Title Extraction/Identification from PDFs

Question:

I have a large number of pdfs in different formats. Among other things, I need to extract their titles (not the document name, but a title in the text). Due to the range of formats, the titles are not in the same locations in the pdfs. Further, some of the pdfs are actually scanned images (I need to use OCR/Optical Character Recognition on them). The titles are sometimes one line, sometimes 2. They do not tend to have the same set of words. In the range of physical locations the titles usually show up, there are often other words (ie if doc 1 has title 1 at x1, y1, doc 2 might have title 2 at x2, y2 but have other non-title text at x1 y1). Further, there are some very rare cases where the pdfs don’t have a title.

So far I can use pdftotext to extract text within a given bounding box, and convert it to a text file. If there’s a title, this lets me capture the title, but often with other extraneous words included. This also only works on non-image pdfs. I’m wondering if a) There’s a good way to identify the title from among all the words I extract for a document (because there are often extraneous words), ideally with a good way to identify that no title exists, and b) if there are any tools that are equivalent to pdftotext that will also work on scanned images (I do have an ocr script working, but it does ocr over an entire image rather than a section of one).

One method that somewhat answers the title dilemma is to extract the words in the bounding box, use the rest of the document to identify which of the bounding box words are keywords for the document, and construct the title from the keywords. This wouldn’t extract the actual title, but may give words that could construct a reasonable alternative. I’m already extracting keywords for other parts of the project, but I would definitely prefer to extract the actual title as people may be using the verbatim title for lookup purposes.

Further note if it wasn’t clear – I’m trying to do this programatically with open source/free tools, ideally in Python, and I will have a large number of documents (10,000+).

Asked By: Evan Mata

Source

Answers:

For people who are come across this question later, I’ll provide a quick update on what I’ve decided to do (albeit I haven’t tested accuracy so I don’t know if this approach is actually any good).

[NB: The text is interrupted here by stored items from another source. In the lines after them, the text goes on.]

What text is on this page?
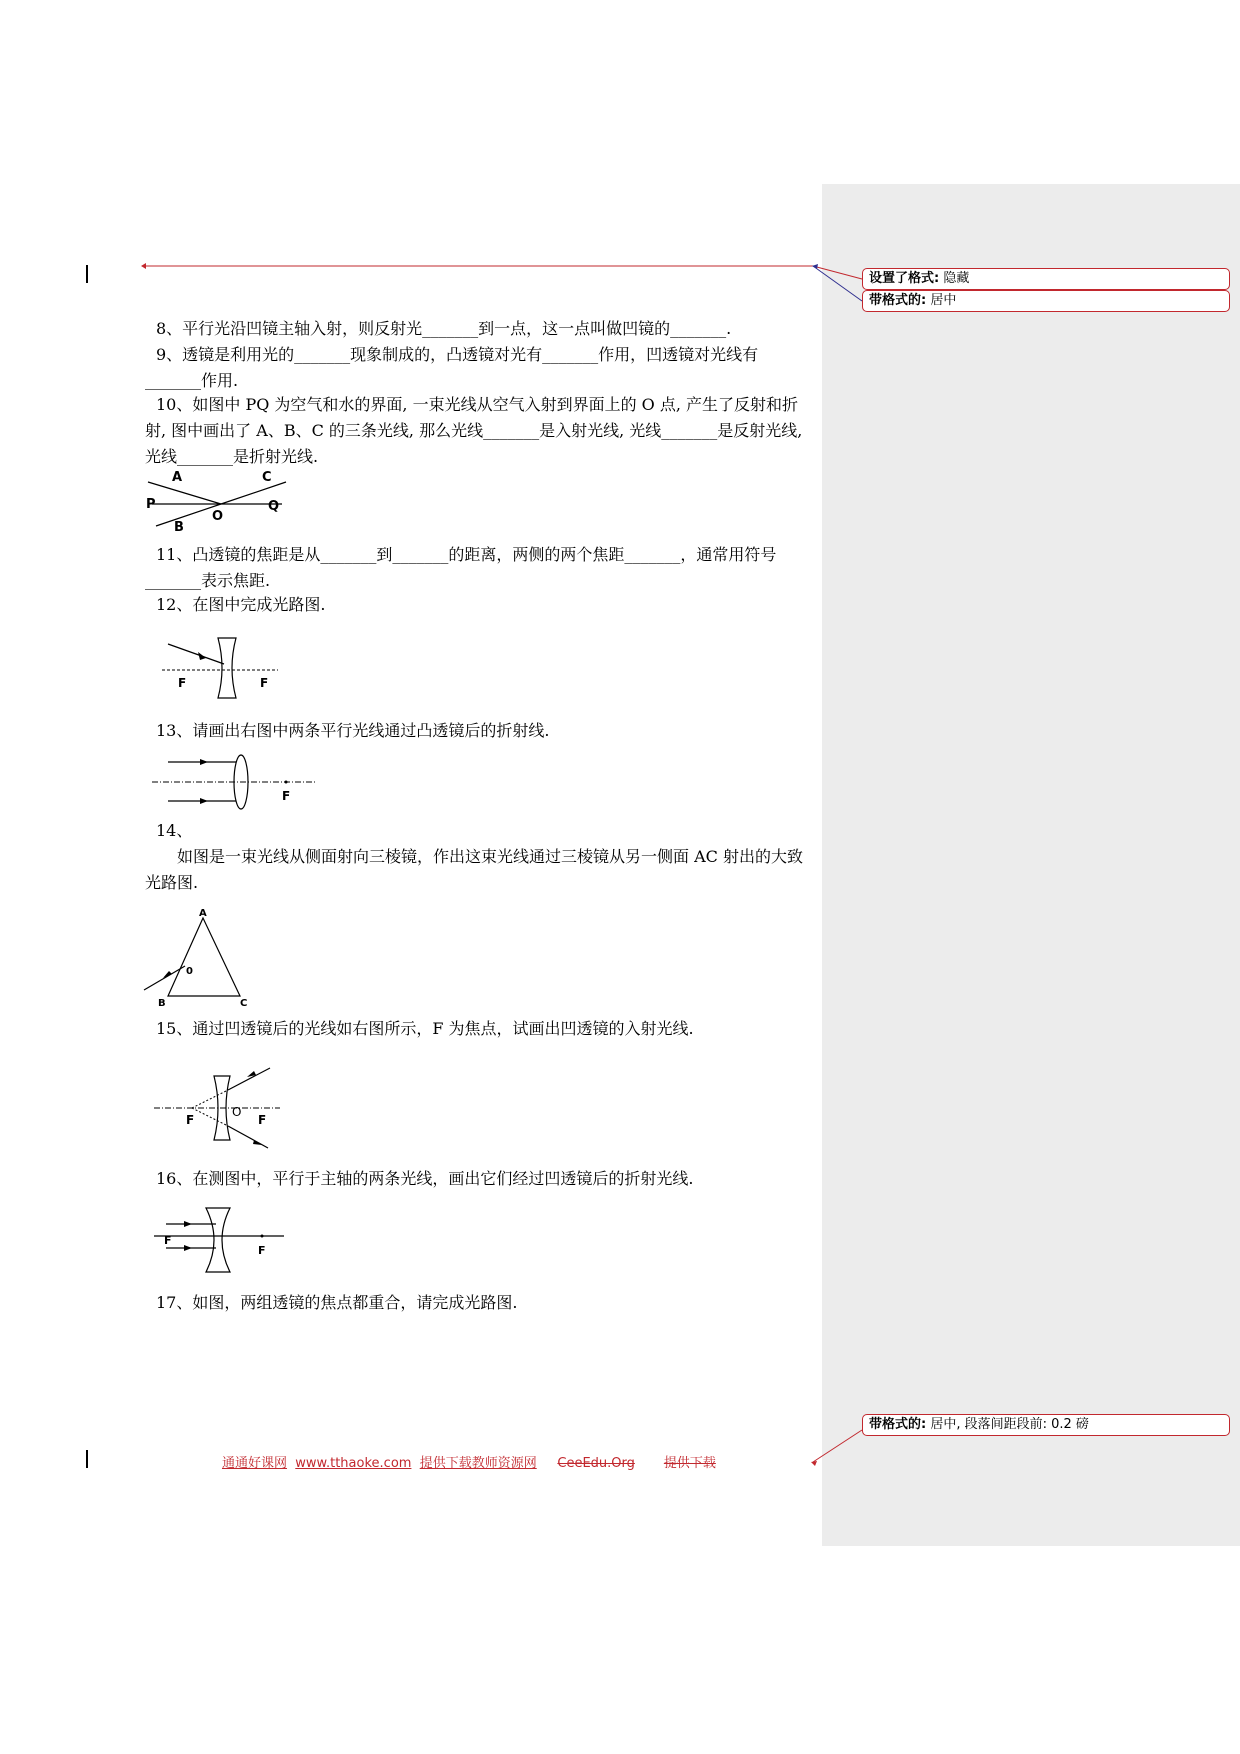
设置了格式: 隐藏
带格式的: 居中
带格式的: 居中, 段落间距段前: 0.2 磅
8、平行光沿凹镜主轴入射，则反射光_______到一点，这一点叫做凹镜的_______.
9、透镜是利用光的_______现象制成的，凸透镜对光有_______作用，凹透镜对光线有_______作用.
10、如图中 PQ 为空气和水的界面, 一束光线从空气入射到界面上的 O 点, 产生了反射和折射, 图中画出了 A、B、C 的三条光线, 那么光线_______是入射光线, 光线_______是反射光线, 光线_______是折射光线.
A	C
P
O
Q
B
11、凸透镜的焦距是从_______到_______的距离，两侧的两个焦距_______，通常用符号_______表示焦距.
12、在图中完成光路图.
F	F
13、请画出右图中两条平行光线通过凸透镜后的折射线.
F
14、
如图是一束光线从侧面射向三棱镜，作出这束光线通过三棱镜从另一侧面 AC 射出的大致光路图.
A
B	C
0
15、通过凹透镜后的光线如右图所示，F 为焦点，试画出凹透镜的入射光线.
F
O
F
16、在测图中，平行于主轴的两条光线，画出它们经过凹透镜后的折射光线.
F
F
17、如图，两组透镜的焦点都重合，请完成光路图.
通通好课网 www.tthaoke.com 提供下载教师资源网 CeeEdu.Org 提供下载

The overall approach I’ll be using is machine learning via a neural net (I’ll report back on accuracy once I have it). I’m essentially taking the first 200 words of a document, and generating n-grams of 4-20 sequential words (so ~16*200 n-grams of words; 4 b.c. none of my titles are shorter, 20 same but longer). I then generate a unique feature vector from each n-gram, the features I decided to use are partially dependent on my text but some are more general like “Is the first letter of the first word in the n-gram capitalized?”. Knowing the correct titles, I can turn them into an equivalent vector. So If vec(n_gram) = vec(correct_title) then output 1, otherwise output 0. I’m using this to train an ML model. Currently this does Not solve my issue of scanned image pdfs, unless they’re first converted into text documents. It also assumes word order is preserved among the title words when the pdf is turned into the n-grams. I have noticed the order of non-title words isn’t always preserved by conversion but thats quite a rare problem and only seems to occur when there’s line breaks and then the entire line is out of place (so it shouldn’t affect the titles hopefully).

Answered By: Evan Mata

You can utilize the word font-size information to extract the title words.
From your question what i understand here is what i am proposing to extract the title words:

Convert the pdf documents to image using any opensource module say pdf2image, then use tesseract for OCR. From OCR output you have text data along with their dimension information ie. individual word width and height.

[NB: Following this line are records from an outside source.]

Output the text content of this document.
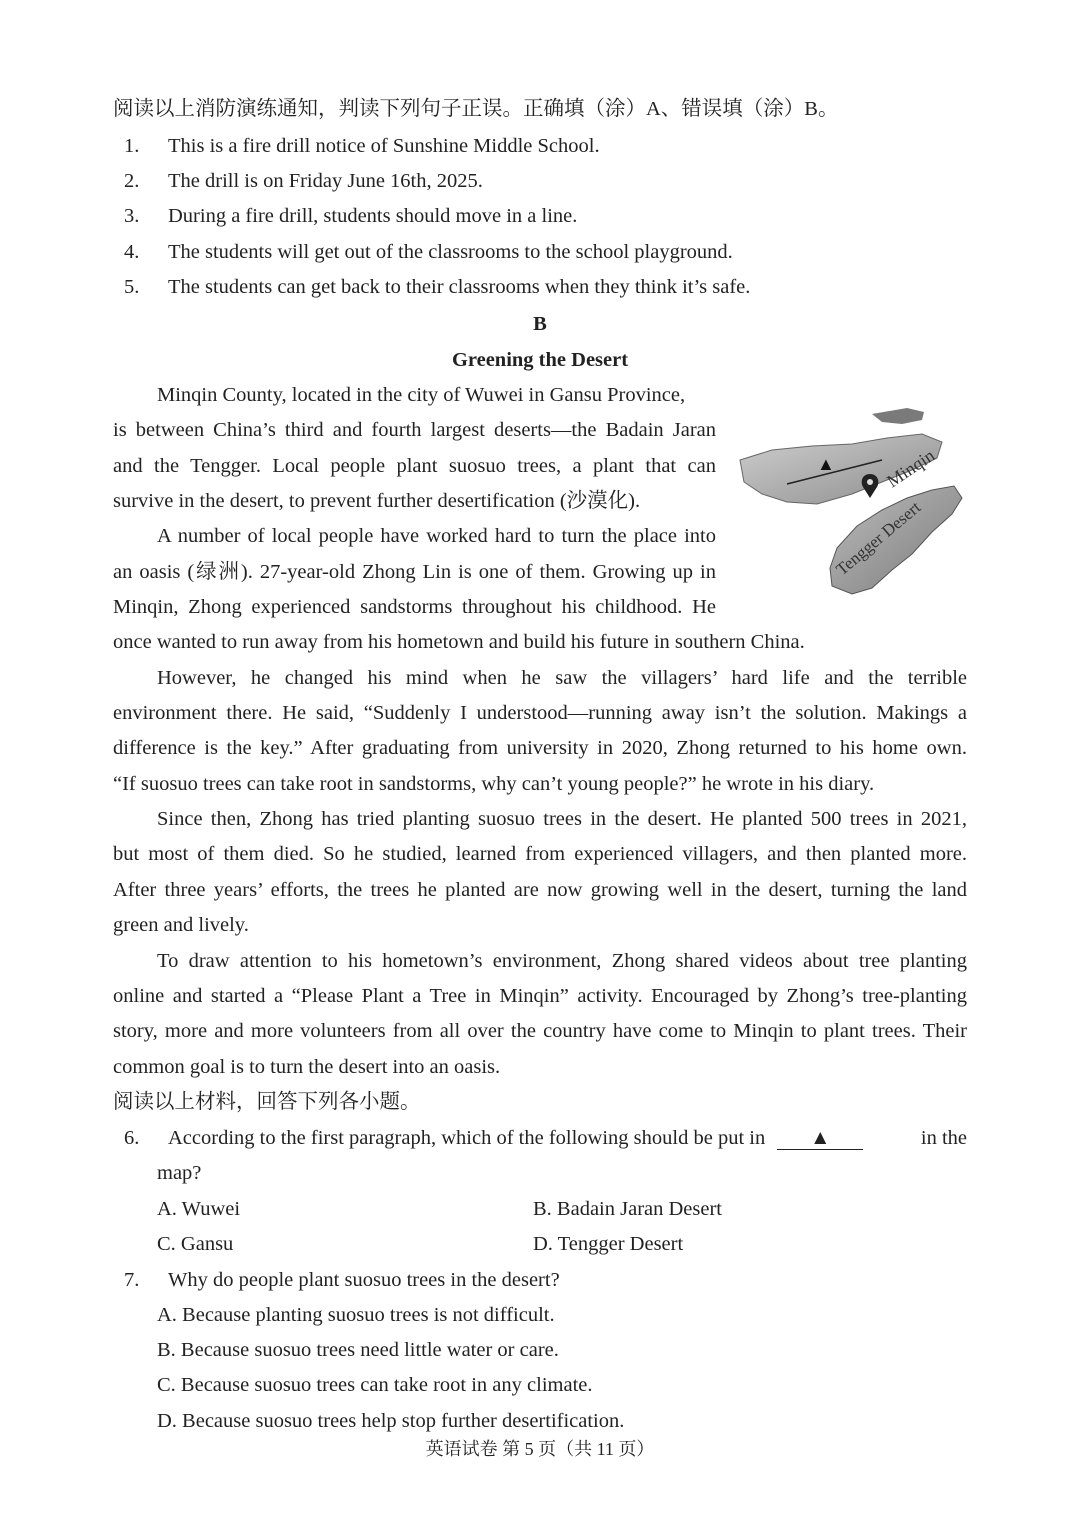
阅读以上消防演练通知，判读下列句子正误。正确填（涂）A、错误填（涂）B。
1. This is a fire drill notice of Sunshine Middle School.
2. The drill is on Friday June 16th, 2025.
3. During a fire drill, students should move in a line.
4. The students will get out of the classrooms to the school playground.
5. The students can get back to their classrooms when they think it’s safe.
B
Greening the Desert
Minqin County, located in the city of Wuwei in Gansu Province,
is between China’s third and fourth largest deserts—the Badain Jaran
and the Tengger. Local people plant suosuo trees, a plant that can
survive in the desert, to prevent further desertification (沙漠化).
A number of local people have worked hard to turn the place into
an oasis (绿洲). 27-year-old Zhong Lin is one of them. Growing up in
Minqin, Zhong experienced sandstorms throughout his childhood. He
once wanted to run away from his hometown and build his future in southern China.
However, he changed his mind when he saw the villagers’ hard life and the terrible
environment there. He said, “Suddenly I understood—running away isn’t the solution. Makings a
difference is the key.” After graduating from university in 2020, Zhong returned to his home own.
“If suosuo trees can take root in sandstorms, why can’t young people?” he wrote in his diary.
Since then, Zhong has tried planting suosuo trees in the desert. He planted 500 trees in 2021,
but most of them died. So he studied, learned from experienced villagers, and then planted more.
After three years’ efforts, the trees he planted are now growing well in the desert, turning the land
green and lively.
To draw attention to his hometown’s environment, Zhong shared videos about tree planting
online and started a “Please Plant a Tree in Minqin” activity. Encouraged by Zhong’s tree-planting
story, more and more volunteers from all over the country have come to Minqin to plant trees. Their
common goal is to turn the desert into an oasis.
▲	Minqin
Tengger Desert
阅读以上材料，回答下列各小题。
6. According to the first paragraph, which of the following should be put in ▲	in the
map?
A. Wuwei	B. Badain Jaran Desert
C. Gansu	D. Tengger Desert
7. Why do people plant suosuo trees in the desert?
A. Because planting suosuo trees is not difficult.
B. Because suosuo trees need little water or care.
C. Because suosuo trees can take root in any climate.
D. Because suosuo trees help stop further desertification.
英语试卷 第 5 页（共 11 页）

Do some statistical analysis(histogram plot) on the word’s height and see if you can use the height distribution to recognize the title word.
Either you can use a fixed threshold value based on the heuristic information or use some adaptive threshold based on height distribution and use this threshold value to recognize the title words.

Answered By: flamelite

this might be a bit late but I would also check Layout Parser. The model pre-trained on PubLayOut includes title as one of entities extracted. The pre-trained models can be improved by re-training on your data (in here you can find references to demo, notebooks & slides.

Answered By: natt010